Back to the bed for more on that. The bed saga has been a vale of tears for the most part and it’s still not good. I’m on an air mattress that does not provide adequate support for my back and tends to make me slide from side to side. I am terrified of falling out of bed at night, as nobody in this facility knows how to keep a sheet on an air mattress. They wake me up several times a night for vitals, for pain pills, or just to say hello. Why me? Don’t they understand I’m here to recover from an injury, not because I’m old and too frail to take care of myself any more? Don’t they understand that healing can’t happen without sleep?

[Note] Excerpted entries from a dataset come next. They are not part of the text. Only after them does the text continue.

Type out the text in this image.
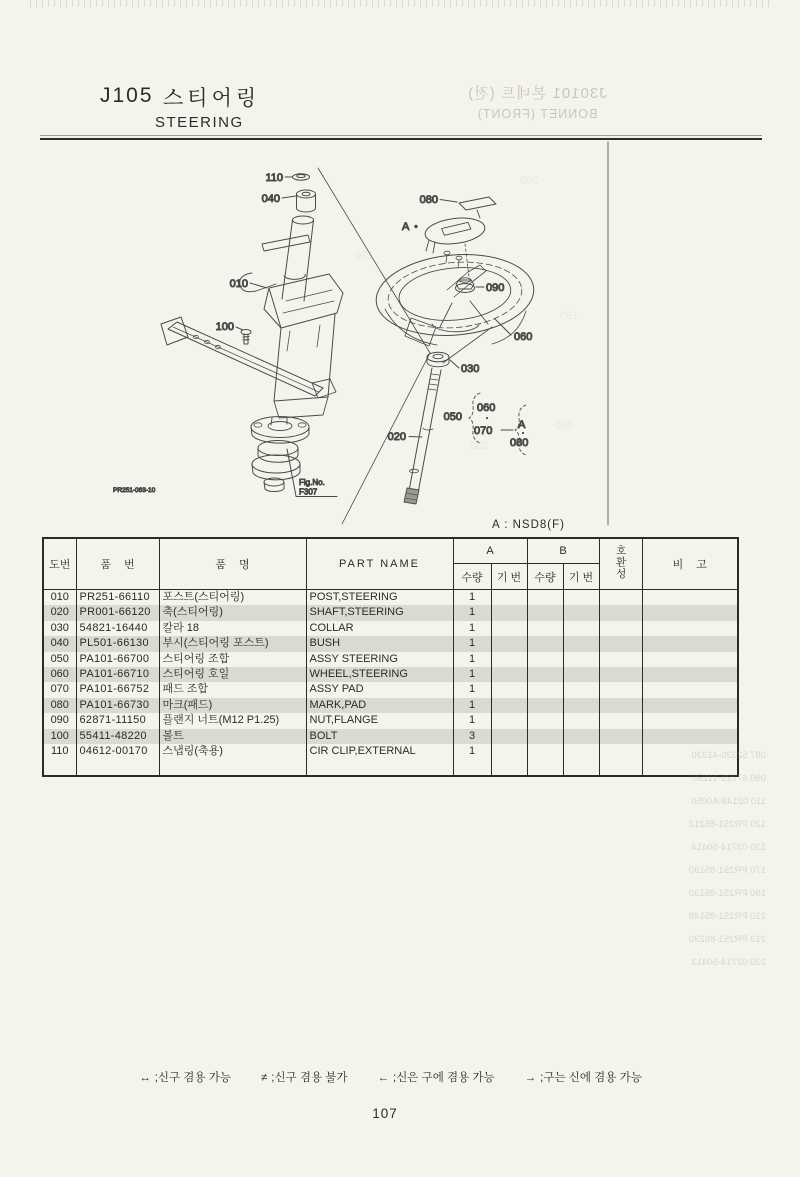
J30101 본네트 (전)
BONNET (FRONT)
J105 스티어링
STEERING
110
040
010
100
Fig.No.
F307
PR251-063-10
080
A
090
060
030
020
050
060
070 A
080
160
130
200
190
230
050
A : NSD8(F)
도번	품 번	품 명	PART NAME	A		B		호환성	비 고
				수량	기 번	수량	기 번		
010	PR251-66110	포스트(스티어링)	POST,STEERING	1					
020	PR001-66120	축(스티어링)	SHAFT,STEERING	1					
030	54821-16440	칼라 18	COLLAR	1					
040	PL501-66130	부시(스티어링 포스트)	BUSH	1					
050	PA101-66700	스티어링 조합	ASSY STEERING	1					
060	PA101-66710	스티어링 호일	WHEEL,STEERING	1					
070	PA101-66752	패드 조합	ASSY PAD	1					
080	PA101-66730	마크(패드)	MARK,PAD	1					
090	62871-11150	플랜지 너트(M12 P1.25)	NUT,FLANGE	1					
100	55411-48220	볼트	BOLT	3					
110	04612-00170	스냅링(축용)	CIR CLIP,EXTERNAL	1					
										087 52320-41330
090 67721-11150
110 02149-A0050
120 PR251-85212
130 03714-50414
170 PR251-85190
190 PR251-85130
210 PR251-85148
213 PR251-86230
230 02714-50413
↔ ;신구 겸용 가능	≠ ;신구 겸용 불가	← ;신은 구에 겸용 가능	→ ;구는 신에 겸용 가능
107
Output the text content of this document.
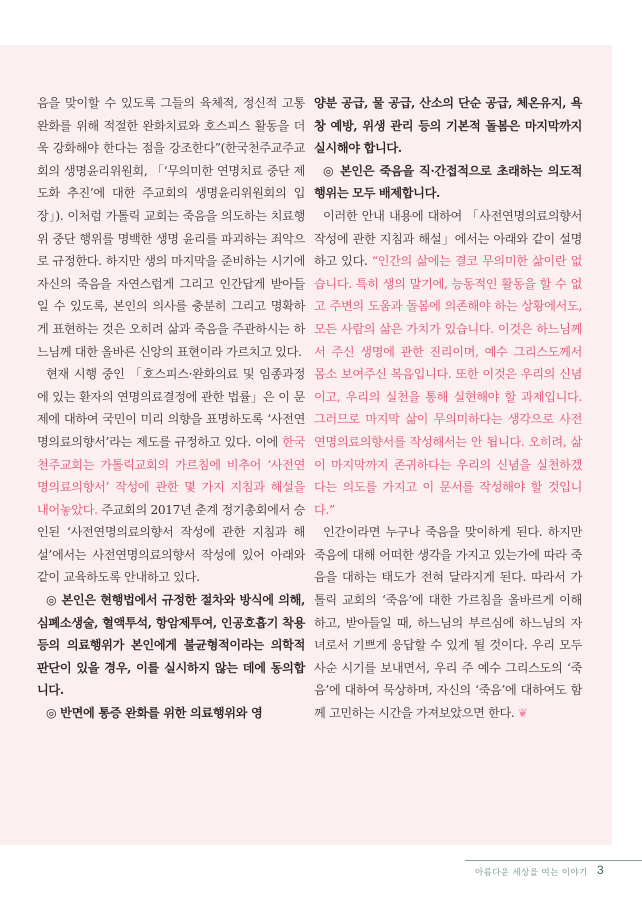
음을 맞이할 수 있도록 그들의 육체적, 정신적 고통 완화를 위해 적절한 완화치료와 호스피스 활동을 더욱 강화해야 한다는 점을 강조한다”(한국천주교주교회의 생명윤리위원회, 「‘무의미한 연명치료 중단 제도화 추진’에 대한 주교회의 생명윤리위원회의 입장」). 이처럼 가톨릭 교회는 죽음을 의도하는 치료행위 중단 행위를 명백한 생명 윤리를 파괴하는 죄악으로 규정한다. 하지만 생의 마지막을 준비하는 시기에 자신의 죽음을 자연스럽게 그리고 인간답게 받아들일 수 있도록, 본인의 의사를 충분히 그리고 명확하게 표현하는 것은 오히려 삶과 죽음을 주관하시는 하느님께 대한 올바른 신앙의 표현이라 가르치고 있다.

현재 시행 중인 「호스피스·완화의료 및 임종과정에 있는 환자의 연명의료결정에 관한 법률」은 이 문제에 대하여 국민이 미리 의향을 표명하도록 ‘사전연명의료의향서’라는 제도를 규정하고 있다. 이에 한국 천주교회는 가톨릭교회의 가르침에 비추어 ‘사전연명의료의향서’ 작성에 관한 몇 가지 지침과 해설을 내어놓았다. 주교회의 2017년 춘계 정기총회에서 승인된 ‘사전연명의료의향서 작성에 관한 지침과 해설’에서는 사전연명의료의향서 작성에 있어 아래와 같이 교육하도록 안내하고 있다.

◎ 본인은 현행법에서 규정한 절차와 방식에 의해, 심폐소생술, 혈액투석, 항암제투여, 인공호흡기 착용 등의 의료행위가 본인에게 불균형적이라는 의학적 판단이 있을 경우, 이를 실시하지 않는 데에 동의합니다.

◎ 반면에 통증 완화를 위한 의료행위와 영

양분 공급, 물 공급, 산소의 단순 공급, 체온유지, 욕창 예방, 위생 관리 등의 기본적 돌봄은 마지막까지 실시해야 합니다.

◎ 본인은 죽음을 직·간접적으로 초래하는 의도적 행위는 모두 배제합니다.

이러한 안내 내용에 대하여 「사전연명의료의향서 작성에 관한 지침과 해설」에서는 아래와 같이 설명하고 있다. “인간의 삶에는 결코 무의미한 삶이란 없습니다. 특히 생의 말기에, 능동적인 활동을 할 수 없고 주변의 도움과 돌봄에 의존해야 하는 상황에서도, 모든 사람의 삶은 가치가 있습니다. 이것은 하느님께서 주신 생명에 관한 진리이며, 예수 그리스도께서 몸소 보여주신 복음입니다. 또한 이것은 우리의 신념이고, 우리의 실천을 통해 실현해야 할 과제입니다. 그러므로 마지막 삶이 무의미하다는 생각으로 사전연명의료의향서를 작성해서는 안 됩니다. 오히려, 삶이 마지막까지 존귀하다는 우리의 신념을 실천하겠다는 의도를 가지고 이 문서를 작성해야 할 것입니다.”

인간이라면 누구나 죽음을 맞이하게 된다. 하지만 죽음에 대해 어떠한 생각을 가지고 있는가에 따라 죽음을 대하는 태도가 전혀 달라지게 된다. 따라서 가톨릭 교회의 ‘죽음’에 대한 가르침을 올바르게 이해하고, 받아들일 때, 하느님의 부르심에 하느님의 자녀로서 기쁘게 응답할 수 있게 될 것이다. 우리 모두 사순 시기를 보내면서, 우리 주 예수 그리스도의 ‘죽음’에 대하여 묵상하며, 자신의 ‘죽음’에 대하여도 함께 고민하는 시간을 가져보았으면 한다. ❦

아름다운 세상을 여는 이야기 3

I’m fortunate that I have a private room here. When I checked in, it was out of necessity due to the nosocomial infections I picked up. Earlier this week, I was taken out of isolation but moved to a smaller private room. According to the tests, the nasty bugs are gone. I can’t imagine having a roommate here, though. I need a cold room, music, room to maneuver, and quiet. I don’t like people. I’m not easy to live with. I’d lose my mind with a roommate here. I was told when I checked in that if I opted to stay in a private room if they needed to move me to semi-private, I could stay for an additional fee of ten bucks a day. It hasn’t come up yet, but if it does, we’re going to do it, because my sanity is more important than the money, and I don’t think I’ll be here much longer anyway. I’m hoping for another three weeks to a month and then home. Home. I want to go home. I want my cat, and my stuff, and my email. I want to see my daffodils blooming even if I can’t weed them. I want my own bed, the one that has my husband in it.

Ah well. As aforementioned husband is wont to say, all in good time.